Wednesday, April 18, 2012

All because of a Jalapeño

Yesterday evening I had a meeting to attend. I left Eddie in charge just the hysteria was hitting full stride.

I'd made southwestern chicken salad for dinner, which seems innocuous enough. Until, Ethan decided to spice things up, by slicing raw jalapeños on his dinner. I suggested that this may be going overboard, and recommended he take a small sample before he sold out to the jalapeño ridden chicken salad. With one small bite the hollering and hyperventilating began. Which set into motion a series of "I dare you" stupidities. Emma ended up sobbing and blowing bubbles into a glass of milk trying to get it to cool down her flaming lips. Puffy eyed, puffy lipped, red faced with milk dripping down her chin, she couldn't understand why she was hard to take seriously. Watching the drama unfold Caleb decided it would be funny to feed a jalapeño to the dog. And when didn't produce the reaction he was looking for he decided to sword fight his baby sister. She, unexplainably, ended up with the blunt tip of a purple plastic light saber jammed into her eye socket.

Which is when I decided to leave.

Apparently, more drama unfolded after my departure -something to do with jalapeño juice in some kid's eyes.

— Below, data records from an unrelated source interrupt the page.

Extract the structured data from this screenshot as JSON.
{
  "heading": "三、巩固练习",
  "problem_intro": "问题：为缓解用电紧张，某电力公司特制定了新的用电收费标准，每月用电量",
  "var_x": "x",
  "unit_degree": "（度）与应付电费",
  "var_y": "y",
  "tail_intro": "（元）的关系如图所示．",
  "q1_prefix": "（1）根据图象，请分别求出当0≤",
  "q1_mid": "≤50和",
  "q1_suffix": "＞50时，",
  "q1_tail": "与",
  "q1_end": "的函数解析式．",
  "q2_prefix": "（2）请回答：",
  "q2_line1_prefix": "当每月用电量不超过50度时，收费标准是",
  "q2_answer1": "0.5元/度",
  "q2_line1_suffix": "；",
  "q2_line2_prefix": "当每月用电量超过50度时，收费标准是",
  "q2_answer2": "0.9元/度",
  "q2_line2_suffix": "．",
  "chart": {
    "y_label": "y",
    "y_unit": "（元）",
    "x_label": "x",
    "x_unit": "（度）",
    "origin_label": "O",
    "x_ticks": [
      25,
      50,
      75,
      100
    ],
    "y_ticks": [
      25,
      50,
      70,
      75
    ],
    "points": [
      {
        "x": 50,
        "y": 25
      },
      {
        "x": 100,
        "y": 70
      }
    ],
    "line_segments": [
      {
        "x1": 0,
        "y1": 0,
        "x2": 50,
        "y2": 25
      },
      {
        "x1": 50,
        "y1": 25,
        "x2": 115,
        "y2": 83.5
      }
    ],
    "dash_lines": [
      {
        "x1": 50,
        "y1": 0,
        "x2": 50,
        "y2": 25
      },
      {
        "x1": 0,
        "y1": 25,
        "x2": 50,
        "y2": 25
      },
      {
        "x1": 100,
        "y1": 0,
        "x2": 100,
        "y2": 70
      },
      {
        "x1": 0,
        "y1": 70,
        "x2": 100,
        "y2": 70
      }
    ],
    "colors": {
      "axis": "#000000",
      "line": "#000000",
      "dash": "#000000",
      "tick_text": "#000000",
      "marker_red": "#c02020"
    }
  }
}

It was a three ring circus.

About half way to my meeting I started to giggle. Because, if it wasn't happening at my house, and it wasn't my children it would be down right comical in a sort of horrific way. 5 miles down the highway I could find the humor that evaded in the moment. Even now I can't quite put my finger on why the giggles kept erupting; I imagine it has something to do with the level of chaos that seemingly sprung out of nowhere, and how often that moment of time can become a metaphor for a bigger slice of my life.